By the time the story proper starts all of that is years ago though.


They catch up to her again, at yet another cafe, after spending the day at Shou Tucker’s mansion. She seems genuinely curious about Alchemy and their research, even though it’s clear she doesn’t know much about the subject. Al is happy to catch her up on the bio-alchemy research they’ve been doing, and she seems to keep up with it very well. But of course she’s smart, if she’s he and Al’s sister. The two of them are geniuses. He imagines some of that had to, unfortunately, come from their alchemist genius of a father.


But when she asks innocently why they’re so interested in bio-alchemy, the conversation comes to a tense pause.


Neither he nor Al know how to respond. They’ve come to a crossroad. Do they tell her their secret?


At this point, does it even really matter? He’d told Rose, back in Liore. Mustang knows. And his team at least knows something about it, even if they don’t know the specifics. But the thought of trusting an adult with anything makes his skin crawl.


She notices their hesitation, of course. She assures them they don’t have to talk about if they’re not comfortable on the subject.


“... Sorry.” Al says, deflating. “We aren’t really trying to keep secrets from you or anything, but it’s just, well…”


“This is something you’d like to keep secret?” She finishes, brow raised. She has a knowing smile on her face. “It’s alright. Maybe it’s time I tell you some of mine, anyway. It doesn’t seem very fair that I already know so much about you two when you don’t know very much about me.”


The tale she tells them is… surreal, to say the least.


It starts out simple enough. Her mother was Ishvalan. Years ago now, she’d met their father and fallen in love. Whether it was returned as fervently or not is anyone’s guess at this point, but not long after she had met him their father said he had to go on a journey. He promised to return, but never specified when. At first, her mother had waited with steadfast loyalty. But as the months passed, and she grew heavily and obviously pregnant, her faith wavered. Her family and people shunned her. Not only had she lain with an outsider, but an alchemist as well. A devil of their people. And now she was left abandoned at the altar of birth. In her despair, she killed herself shortly after Kianna was born.


A sad story to be sure, but nothing outlandish.


But this was where it got weird.


Apparently Ishvalans will not murder unwanted infants; what they do instead is send them down the Great River— which cuts between Xing and Amestris through the desert— in a basket, as a way of offering either their life or death to Ishvala. So they sent baby Kianna down the river, where she was found by an archeologist exploring the ruins of Xerxia. An alien archeologist. A geomancer, Kianna had called him. As there was no civilization for miles, the man assumed Kianna was abandoned and took her with him when he… err… left the planet. Because that was a thing that could happen.


One thing led to another, and Kianna was eventually adopted by the people she considers her mother and father, and the grandparents to her children.

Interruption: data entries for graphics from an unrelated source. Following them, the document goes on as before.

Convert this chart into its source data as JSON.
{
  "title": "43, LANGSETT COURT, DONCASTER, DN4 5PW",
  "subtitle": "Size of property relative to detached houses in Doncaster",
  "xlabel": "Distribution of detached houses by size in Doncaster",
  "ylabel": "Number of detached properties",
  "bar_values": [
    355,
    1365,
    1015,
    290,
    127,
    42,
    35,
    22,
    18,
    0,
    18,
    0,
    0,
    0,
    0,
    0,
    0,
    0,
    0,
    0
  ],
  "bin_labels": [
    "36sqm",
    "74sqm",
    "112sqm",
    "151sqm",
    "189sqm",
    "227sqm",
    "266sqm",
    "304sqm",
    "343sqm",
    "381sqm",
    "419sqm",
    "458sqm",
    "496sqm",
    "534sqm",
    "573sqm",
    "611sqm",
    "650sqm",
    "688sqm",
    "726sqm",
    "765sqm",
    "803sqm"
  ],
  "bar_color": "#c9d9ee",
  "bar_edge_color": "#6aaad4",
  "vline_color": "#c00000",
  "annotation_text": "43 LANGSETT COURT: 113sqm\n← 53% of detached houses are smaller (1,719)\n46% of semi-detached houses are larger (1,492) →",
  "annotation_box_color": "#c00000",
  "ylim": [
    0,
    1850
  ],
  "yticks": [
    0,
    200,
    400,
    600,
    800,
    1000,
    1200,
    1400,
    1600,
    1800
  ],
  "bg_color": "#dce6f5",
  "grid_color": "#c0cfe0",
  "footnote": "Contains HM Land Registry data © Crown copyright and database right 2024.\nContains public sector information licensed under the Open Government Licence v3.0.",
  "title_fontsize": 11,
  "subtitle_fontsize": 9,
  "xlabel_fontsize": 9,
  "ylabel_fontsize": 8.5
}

Kianna assures them she’s well aware how crazy it must sound, but it really does explain how someone so obviously well-educated would be so ignorant to the most basic workings of Amestris, the world, alchemy and automail. They're just supposed to believe, what, that she was raised by aliens?

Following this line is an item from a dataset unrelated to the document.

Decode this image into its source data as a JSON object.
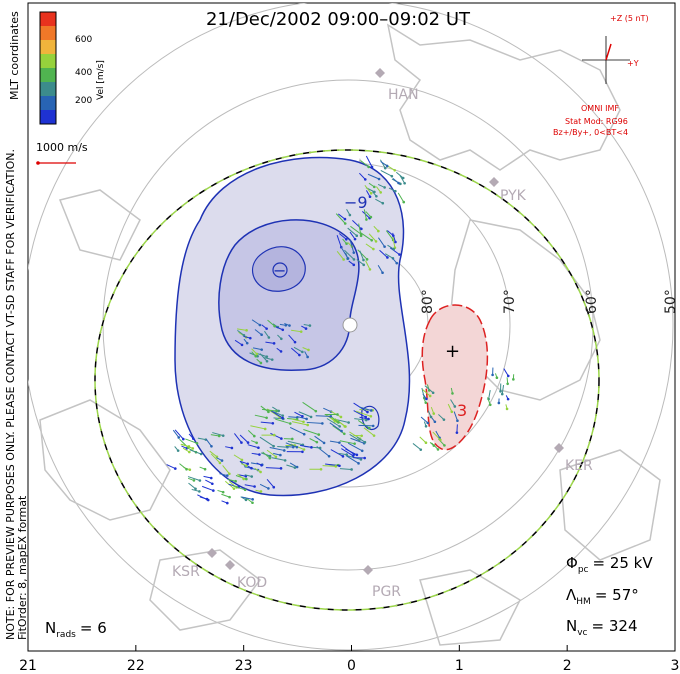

This is also the Exo spinoff where I flesh out Taurus and Gemini more, finally. In some ways I'm glad I waited until the stars aligned, because this story actually ends up having some real Exo plot to it. Truth is the God of Gemini, a mysterious and untrusted character who holds domain over Souls and Alchemy. Most Champions in the Star Alliance only trust him about as far as they can throw him, and the other Gods are noticeably noncommittal on the subject. People never see him, and they know so little about him and the worlds under Gemini's domain. All Kianna knows herself is that everything about Gemini has always given her the creeps, and she'd never have stepped foot in any of its territories if it wasn't for the unfortunate reality that she was born there. That, and he's got an eternal hatred for Aries and her Champions, because he's a vain and egotistical megalomaniac who fashions himself above the other Gods by virtue of his command over souls.